记得十年前你在庐山脚下的宾馆写信给我,说你没与同伴去爬这座山,想留着与我一起去。当时正是容易滋生爱情想象的年龄,感动得一塌糊涂时,便紧紧盈握了这份约定,尽管现在我们仍未履约。
经历了好些春夏秋冬的风雨,这风雨就像调色板里的颜色,以不断的变化来描摩一幅幅或美丽或无彩的画,无论画的质量好坏,我们都一直勤奋地调着颜色,也一直勤奋地为达成对色调的共识而争执,最终还是一直勤奋地共同把那生活中的一幅幅画努力画好,一直到现在。

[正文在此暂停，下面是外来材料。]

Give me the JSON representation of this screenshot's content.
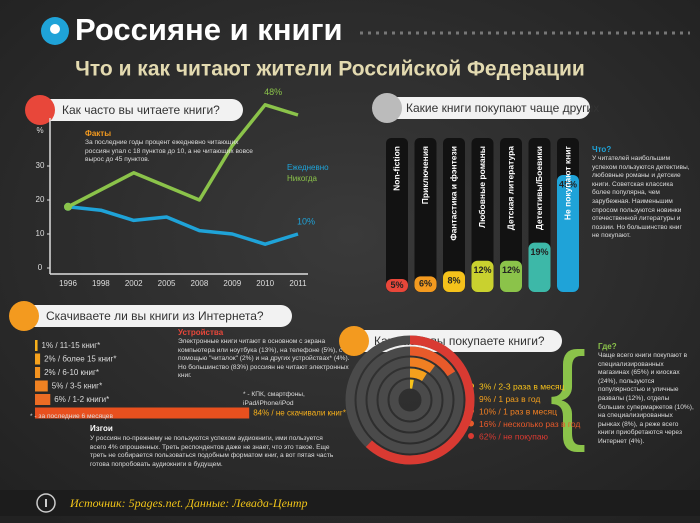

是在那些发呆的日子里学会了过滤,有时滤去的是杂质,有时却滤去了与杂质相反的东西,前者留下的是美好、快乐与幸福,后者相反。常常会被无意识和不小心过滤留下的东西而再次碰伤,便又会急急把滤走的东西找回来,就在这时东时西的困惑里忙碌,伴随着流水般的日子。
那天,你在电话里对我说,你只在布达拉宫外面转转,想留着与你一起进去。淡淡的一句,一下子就把我拉回到了十年前收到你信的那一刻,熟悉的心跳,熟悉的感动,竟然十年了丝毫没有改变,十年的过程似乎被轻易忽略,那个起点一下子便滑来了眼前。
前世注定了我们都会来到这个喧嚣的尘世,在母亲温暖的子宫中潜伏足够的时间,借助母亲的身体为来到世上之前先修一个成形的娇小肉身。十多二十年的等待,只为了那个叫白娘子的拣了许仙,而许仙想拣小青却不能,在时光流逝和朝代的更迭中,他们又各各成为拣与被拣的人,不断重复着相同的故事。我们之间,是谁拣了谁呢?又将怎样进行拣与被拣的故事?
可是,我不想再拣其他,有了已经足够,再拣就会成为多余,我小小的胃不喜欢也盛不下多余的东西。
在母亲腹中的等待,在青春年少的梦里徘徊,在那独自消磨岁月的时光里,埋下的竟是伏笔,原来是为了先让你拥有开始的一段,再让你留下,留下生命中的另一段路程与你一起去走,共同踏上弯弯直直的小路,携手看那皓月星空,高山流水,人间百象。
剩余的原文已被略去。